July 10, 2020

Against Art Tyrannies: Thoughts on What’s Happened with the Poetry Foundation

If you haven’t been following the events surrounding the Poetry Foundation in recent weeks, I’d read this and this before reading this post.

As I witnessed these events and actions unfold, I listened to what many poets I admire had to say. I was incredibly moved by Phillip B. Williams, a previous winner of the Kate Tufts Discovery Award, and his Letter of Apology from a Ruth Lilly Fellow. It contains nuanced, honest, and bold expressions of complicity, disappointment, and personal accountability in light of the double bind that many traditionally marginalized poets are placed in when patriarchal, white systems reward them.

Cover of Phillip B. Williams’s book, Thief in the Interior, winner of the 2017 Kate Tufts Discovery Award

There are several takeaways I’ve gleaned from what I’m calling “Poetrygate,” but one is most exceedingly clear: I am against tyrannies in art, against how the ways of big business have corrupted how we value and accept art.

Poetry is not a lucrative business, nor is it really popular in the greater literary landscape—no one is doling out six or seven figure checks for poetry manuscripts (at least none that I know of), and no one is turning poetry book deals into movie deals (though I’d love to see a movie inspired by a poetry manuscript). In our current system, there are only a handful of institutions that have devoted the big bucks to support poets and poetry, and, therefore, have become the arbiters of approval.

Getting published in Poetry Magazine, becoming a Ruth Lilly fellow, or winning a Kingsley/Kate Tufts Poetry Award are like getting a proverbial blue check mark in the world of poetry. These awards, getting published and recognized in these ways, are major benchmarks of “making it.” And not only have they made it, they are in—invited into the upper echelons of literary circles and institutions that have major influence on poetry and its culture.

This sort of self-serving cycle is what Williams calls out in his letter, and what many have historically criticized about how art operates in a capitalist society. And I think this is how tyrannies are formed in art.

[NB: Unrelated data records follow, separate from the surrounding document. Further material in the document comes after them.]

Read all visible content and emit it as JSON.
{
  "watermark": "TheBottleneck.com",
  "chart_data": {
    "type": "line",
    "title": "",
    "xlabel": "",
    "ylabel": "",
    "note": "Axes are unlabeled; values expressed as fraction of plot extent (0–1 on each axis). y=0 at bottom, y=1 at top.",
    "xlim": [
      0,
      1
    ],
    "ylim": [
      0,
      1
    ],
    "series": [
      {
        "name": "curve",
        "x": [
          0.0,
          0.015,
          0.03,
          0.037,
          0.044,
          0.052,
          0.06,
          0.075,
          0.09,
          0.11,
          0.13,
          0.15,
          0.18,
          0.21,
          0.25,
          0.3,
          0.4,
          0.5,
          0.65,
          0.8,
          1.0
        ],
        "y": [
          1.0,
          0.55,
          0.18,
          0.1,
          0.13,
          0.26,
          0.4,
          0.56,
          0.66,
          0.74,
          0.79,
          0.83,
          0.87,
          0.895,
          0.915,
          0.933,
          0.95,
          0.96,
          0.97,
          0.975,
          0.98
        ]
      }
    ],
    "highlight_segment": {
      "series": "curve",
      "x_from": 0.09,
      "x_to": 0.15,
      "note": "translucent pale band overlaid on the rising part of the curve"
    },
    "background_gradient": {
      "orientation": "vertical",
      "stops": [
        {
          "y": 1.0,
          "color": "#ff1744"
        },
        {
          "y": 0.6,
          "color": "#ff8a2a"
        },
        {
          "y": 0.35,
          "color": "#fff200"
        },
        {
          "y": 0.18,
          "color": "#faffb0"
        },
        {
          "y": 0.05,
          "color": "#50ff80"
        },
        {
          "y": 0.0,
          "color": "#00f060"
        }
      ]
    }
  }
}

Williams asks how innocence can exist in the “age of an empire”? And I have similar concerns—literary success is increasingly dependent upon who grants, approves, and funds that said success.

It is even more insidious when these institutions are run primarily by white, male, “prominent” figures, who are patted on the back for these shows of diversity and “care” for marginalized authors. On the surface, it’s easy to say, “they’re not bad, look at what they’ve done for [insert community],” but there is an inherent, imbalance of power in a relationship between a white editor and a marginalized author. The author’s work is still overshadowed by what the editor does, what the magazine did for the author. Authors are expected to be grateful and to cooperate with this system that’s paid them, and the author’s credibility and their work is forever tied to the editor/organization. This is how an organization performs smoke and mirrors to be seen as a benevolent, “giver of opportunity.”

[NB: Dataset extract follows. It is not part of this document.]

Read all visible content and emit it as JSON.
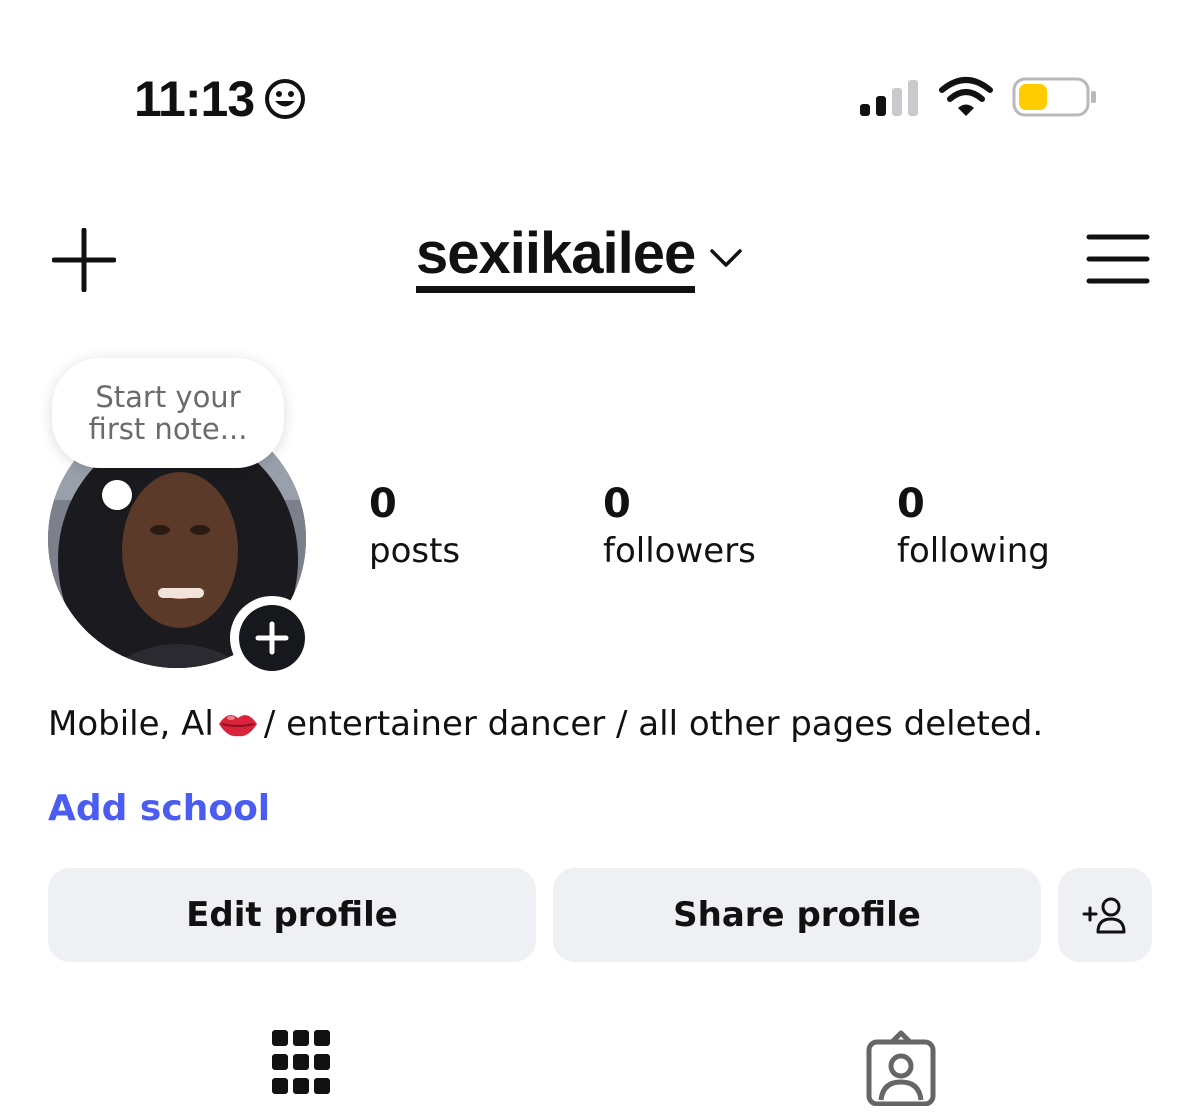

I am guilty of prizing this system—of looking to Poetry Magazine to read the poets I “should” be aware of, and thinking “wow, how lucky are they, how chosen are they” to have been published in Poetry. Singular institutions cannot have that much power, that much influence.

When poems become commodities and poets become workers, art becomes the plaything of white plutocracy. I want to move toward a system where resources are not hoarded by the few, but where art and artists can be celebrated and showcased in numerous, new, and unimagined ways—in ways where reward and recognition are not contingent upon the wealth of organizations.

I am trying to divest from art tyrannies while thinking about how writers can have their basic needs met while having the time and space to create, how poetry can live and thrive in my immediate community, how to undo the ways poetry has been coopted to become a divisive means used to maintain the borders between the “haves and have nots.”

I have no concrete answers yet, and I may never arrive at anything conclusive in the near future, but I am questioning. I am encouraged by those in the poetry community who continually interrogate the spaces and systems that distract them from who they are and what they do: poets, who write damn good poems.